Chuck Finder: Man, now i sound like a politician: We'll know more Saturday. But the way this league is, the way teams play so inconsistently from week to week, it's a good bet the champion will emerge with a loss. Or two. Hey, it happened last year, right?
Clambert: Speaking of recruits...do you think there is hard feelings between Stew and Boyd? Stew sorta went off on Boyd and his daddy last night.
Chuck Finder: Methinks the divorce is final. If you were advising Stew, wouldn't you maybe tell him to tone it down? Especially if Boyd winds up at, say, a rival to WVU and looks forward to four years of torturing you? If he's that good, anyway ...
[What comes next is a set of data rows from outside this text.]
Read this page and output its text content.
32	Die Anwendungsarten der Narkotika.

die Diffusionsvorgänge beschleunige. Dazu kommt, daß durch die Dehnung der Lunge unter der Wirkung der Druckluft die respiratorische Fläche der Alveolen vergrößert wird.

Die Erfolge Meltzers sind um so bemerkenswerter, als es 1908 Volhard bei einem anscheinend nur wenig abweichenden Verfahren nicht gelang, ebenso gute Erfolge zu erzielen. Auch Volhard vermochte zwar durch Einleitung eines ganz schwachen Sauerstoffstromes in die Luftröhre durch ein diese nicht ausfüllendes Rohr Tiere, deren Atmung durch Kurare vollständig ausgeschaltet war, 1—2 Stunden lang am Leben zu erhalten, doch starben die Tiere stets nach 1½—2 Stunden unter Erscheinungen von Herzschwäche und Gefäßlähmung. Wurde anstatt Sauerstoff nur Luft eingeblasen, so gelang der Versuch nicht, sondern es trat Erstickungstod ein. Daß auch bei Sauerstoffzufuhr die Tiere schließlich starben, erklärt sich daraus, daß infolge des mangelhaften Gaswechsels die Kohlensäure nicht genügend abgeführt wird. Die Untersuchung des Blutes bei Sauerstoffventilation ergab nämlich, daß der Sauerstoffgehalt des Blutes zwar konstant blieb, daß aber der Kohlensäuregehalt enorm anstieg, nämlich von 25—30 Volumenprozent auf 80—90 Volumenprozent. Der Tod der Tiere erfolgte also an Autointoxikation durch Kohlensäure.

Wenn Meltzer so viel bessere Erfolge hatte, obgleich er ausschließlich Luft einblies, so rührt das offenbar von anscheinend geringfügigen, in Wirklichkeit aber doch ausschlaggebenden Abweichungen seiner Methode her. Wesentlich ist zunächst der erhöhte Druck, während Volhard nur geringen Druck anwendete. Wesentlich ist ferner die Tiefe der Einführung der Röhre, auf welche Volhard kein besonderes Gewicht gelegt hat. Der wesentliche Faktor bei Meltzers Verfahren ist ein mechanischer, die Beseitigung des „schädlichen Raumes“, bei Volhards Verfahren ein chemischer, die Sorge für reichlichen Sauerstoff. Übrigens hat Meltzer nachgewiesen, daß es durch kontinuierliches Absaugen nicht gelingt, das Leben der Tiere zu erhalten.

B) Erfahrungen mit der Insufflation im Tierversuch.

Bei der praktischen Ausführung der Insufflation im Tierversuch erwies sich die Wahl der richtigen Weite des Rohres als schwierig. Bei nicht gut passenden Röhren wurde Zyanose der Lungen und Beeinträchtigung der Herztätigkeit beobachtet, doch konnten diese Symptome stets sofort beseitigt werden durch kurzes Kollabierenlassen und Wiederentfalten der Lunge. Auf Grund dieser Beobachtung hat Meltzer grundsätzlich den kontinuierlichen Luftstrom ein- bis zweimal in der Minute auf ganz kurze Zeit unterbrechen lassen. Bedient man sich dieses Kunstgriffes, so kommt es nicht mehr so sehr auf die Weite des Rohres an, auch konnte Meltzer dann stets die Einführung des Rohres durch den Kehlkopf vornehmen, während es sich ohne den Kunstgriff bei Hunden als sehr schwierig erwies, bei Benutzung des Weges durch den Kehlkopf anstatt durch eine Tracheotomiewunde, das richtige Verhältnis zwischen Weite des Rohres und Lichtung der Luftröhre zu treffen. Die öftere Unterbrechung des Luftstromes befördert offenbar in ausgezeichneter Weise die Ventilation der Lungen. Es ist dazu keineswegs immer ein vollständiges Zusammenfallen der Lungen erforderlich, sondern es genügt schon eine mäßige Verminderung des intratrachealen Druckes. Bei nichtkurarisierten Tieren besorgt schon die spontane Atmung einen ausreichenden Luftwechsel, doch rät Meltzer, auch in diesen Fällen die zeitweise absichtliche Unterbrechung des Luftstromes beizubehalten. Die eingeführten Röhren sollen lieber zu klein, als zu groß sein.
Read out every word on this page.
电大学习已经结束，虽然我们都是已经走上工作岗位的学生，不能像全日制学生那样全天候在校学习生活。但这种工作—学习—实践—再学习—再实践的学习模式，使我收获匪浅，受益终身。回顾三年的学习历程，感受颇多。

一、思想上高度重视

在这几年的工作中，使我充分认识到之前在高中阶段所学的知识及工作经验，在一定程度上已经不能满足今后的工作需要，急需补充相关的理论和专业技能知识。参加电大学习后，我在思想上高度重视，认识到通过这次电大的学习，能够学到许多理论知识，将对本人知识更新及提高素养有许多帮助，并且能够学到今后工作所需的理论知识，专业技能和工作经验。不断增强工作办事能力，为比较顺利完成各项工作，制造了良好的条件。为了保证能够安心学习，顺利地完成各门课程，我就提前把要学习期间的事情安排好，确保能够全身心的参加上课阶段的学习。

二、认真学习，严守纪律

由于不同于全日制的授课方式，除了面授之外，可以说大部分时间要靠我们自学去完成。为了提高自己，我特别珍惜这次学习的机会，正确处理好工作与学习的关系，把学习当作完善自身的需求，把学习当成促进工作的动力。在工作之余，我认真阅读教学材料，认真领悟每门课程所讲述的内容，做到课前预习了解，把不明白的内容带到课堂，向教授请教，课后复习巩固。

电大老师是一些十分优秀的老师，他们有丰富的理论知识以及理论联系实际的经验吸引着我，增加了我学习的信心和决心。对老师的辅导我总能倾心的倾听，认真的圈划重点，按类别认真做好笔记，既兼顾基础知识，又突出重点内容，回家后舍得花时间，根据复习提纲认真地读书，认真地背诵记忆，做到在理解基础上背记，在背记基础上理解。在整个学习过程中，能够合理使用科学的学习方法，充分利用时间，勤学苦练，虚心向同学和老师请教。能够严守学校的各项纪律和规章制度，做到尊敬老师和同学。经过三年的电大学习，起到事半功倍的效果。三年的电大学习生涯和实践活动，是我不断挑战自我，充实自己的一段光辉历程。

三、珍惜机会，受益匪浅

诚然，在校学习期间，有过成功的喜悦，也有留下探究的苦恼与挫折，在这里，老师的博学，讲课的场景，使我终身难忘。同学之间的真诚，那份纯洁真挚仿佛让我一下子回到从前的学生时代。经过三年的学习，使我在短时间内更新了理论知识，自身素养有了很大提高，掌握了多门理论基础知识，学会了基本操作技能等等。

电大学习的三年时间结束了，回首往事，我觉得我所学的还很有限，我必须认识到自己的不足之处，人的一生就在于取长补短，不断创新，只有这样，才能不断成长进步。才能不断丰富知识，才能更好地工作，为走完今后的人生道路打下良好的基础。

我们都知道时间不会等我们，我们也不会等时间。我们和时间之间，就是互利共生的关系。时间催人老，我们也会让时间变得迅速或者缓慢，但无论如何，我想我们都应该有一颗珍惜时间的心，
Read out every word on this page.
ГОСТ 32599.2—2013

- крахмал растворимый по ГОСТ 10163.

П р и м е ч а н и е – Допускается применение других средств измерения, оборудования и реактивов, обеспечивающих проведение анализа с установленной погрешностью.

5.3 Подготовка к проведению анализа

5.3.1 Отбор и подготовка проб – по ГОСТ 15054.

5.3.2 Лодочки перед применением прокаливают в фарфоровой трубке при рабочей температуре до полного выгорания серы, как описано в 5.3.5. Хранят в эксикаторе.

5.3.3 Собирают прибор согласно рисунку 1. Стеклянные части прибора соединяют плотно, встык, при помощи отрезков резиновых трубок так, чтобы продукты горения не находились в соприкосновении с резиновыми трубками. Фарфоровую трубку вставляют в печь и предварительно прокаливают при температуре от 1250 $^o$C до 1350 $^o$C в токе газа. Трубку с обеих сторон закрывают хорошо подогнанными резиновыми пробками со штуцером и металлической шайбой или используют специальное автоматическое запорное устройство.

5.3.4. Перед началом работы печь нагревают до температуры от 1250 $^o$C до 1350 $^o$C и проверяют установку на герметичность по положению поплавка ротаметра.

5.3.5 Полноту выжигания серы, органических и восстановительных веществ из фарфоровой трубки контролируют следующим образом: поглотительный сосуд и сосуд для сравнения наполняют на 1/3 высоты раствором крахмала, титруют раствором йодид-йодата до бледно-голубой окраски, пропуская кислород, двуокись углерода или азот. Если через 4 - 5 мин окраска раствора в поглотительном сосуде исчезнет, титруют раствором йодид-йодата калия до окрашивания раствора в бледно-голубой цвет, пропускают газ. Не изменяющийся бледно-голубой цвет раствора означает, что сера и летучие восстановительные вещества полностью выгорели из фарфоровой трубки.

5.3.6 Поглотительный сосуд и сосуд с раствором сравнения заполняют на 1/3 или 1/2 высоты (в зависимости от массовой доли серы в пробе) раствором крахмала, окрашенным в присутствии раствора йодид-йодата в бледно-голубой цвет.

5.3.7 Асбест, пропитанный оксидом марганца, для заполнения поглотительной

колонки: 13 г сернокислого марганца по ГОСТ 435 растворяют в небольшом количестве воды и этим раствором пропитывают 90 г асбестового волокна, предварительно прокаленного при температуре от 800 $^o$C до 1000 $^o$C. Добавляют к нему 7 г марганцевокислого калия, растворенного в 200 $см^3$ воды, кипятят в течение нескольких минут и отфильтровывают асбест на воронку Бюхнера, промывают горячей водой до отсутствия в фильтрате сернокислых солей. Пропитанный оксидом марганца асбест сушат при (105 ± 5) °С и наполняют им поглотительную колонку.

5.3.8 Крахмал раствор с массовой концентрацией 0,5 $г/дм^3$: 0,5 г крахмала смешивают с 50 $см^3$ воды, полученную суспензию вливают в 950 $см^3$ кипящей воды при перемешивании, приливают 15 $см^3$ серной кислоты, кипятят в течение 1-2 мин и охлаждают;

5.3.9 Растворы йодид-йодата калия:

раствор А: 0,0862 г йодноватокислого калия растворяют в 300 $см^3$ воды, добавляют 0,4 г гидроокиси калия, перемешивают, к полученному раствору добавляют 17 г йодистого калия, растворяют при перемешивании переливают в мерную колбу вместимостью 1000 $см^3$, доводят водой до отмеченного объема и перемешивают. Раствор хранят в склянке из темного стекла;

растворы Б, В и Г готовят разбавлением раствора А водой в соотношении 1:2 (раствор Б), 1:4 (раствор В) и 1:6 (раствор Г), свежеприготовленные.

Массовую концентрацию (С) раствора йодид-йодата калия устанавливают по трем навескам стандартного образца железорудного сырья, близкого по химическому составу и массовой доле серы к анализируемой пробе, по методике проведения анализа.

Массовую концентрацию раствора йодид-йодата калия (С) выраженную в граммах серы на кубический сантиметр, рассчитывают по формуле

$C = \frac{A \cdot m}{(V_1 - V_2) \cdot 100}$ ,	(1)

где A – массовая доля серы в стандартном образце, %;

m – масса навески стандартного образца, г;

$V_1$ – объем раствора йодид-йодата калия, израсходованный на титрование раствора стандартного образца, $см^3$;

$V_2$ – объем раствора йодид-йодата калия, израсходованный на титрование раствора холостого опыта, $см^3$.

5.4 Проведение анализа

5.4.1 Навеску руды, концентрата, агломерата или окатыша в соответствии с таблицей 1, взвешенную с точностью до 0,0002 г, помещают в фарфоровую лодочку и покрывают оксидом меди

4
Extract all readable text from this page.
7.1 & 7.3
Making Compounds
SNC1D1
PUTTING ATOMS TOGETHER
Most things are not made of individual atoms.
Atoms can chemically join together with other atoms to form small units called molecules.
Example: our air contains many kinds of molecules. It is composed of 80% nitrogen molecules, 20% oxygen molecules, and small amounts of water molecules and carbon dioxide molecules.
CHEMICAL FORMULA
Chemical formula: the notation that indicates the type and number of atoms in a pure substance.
Stef_Djordjevic: Any opinion on UT-TT? I'd like to see TT pull it out at home, but I dont think they will be able to hang with UT. Even TT's close win over OU last season was due to Bradfor being knocked out early. With McCoy in the game I think UT wins by 2 TD's
Chuck Finder: All right, we've gone an entire 15-minute overtime, so i'll end with a question from my stomping grounds, the Big 12. Everybody loves Mike Leach. Everybody loves to see the video-game numbers rung up by Klint Kingsberry or Kris Kringle or whoever is the Texas Tech quarterback. But they have yet to win The Big Game. They have yet to outscore All The Big Boys. Texas has. And you're right about TT's victory over Oklahoma last year. But it should be a scorefest. I'm not sure if a Pat Knight-Rick Barnes basketball meeting would outscore this football game.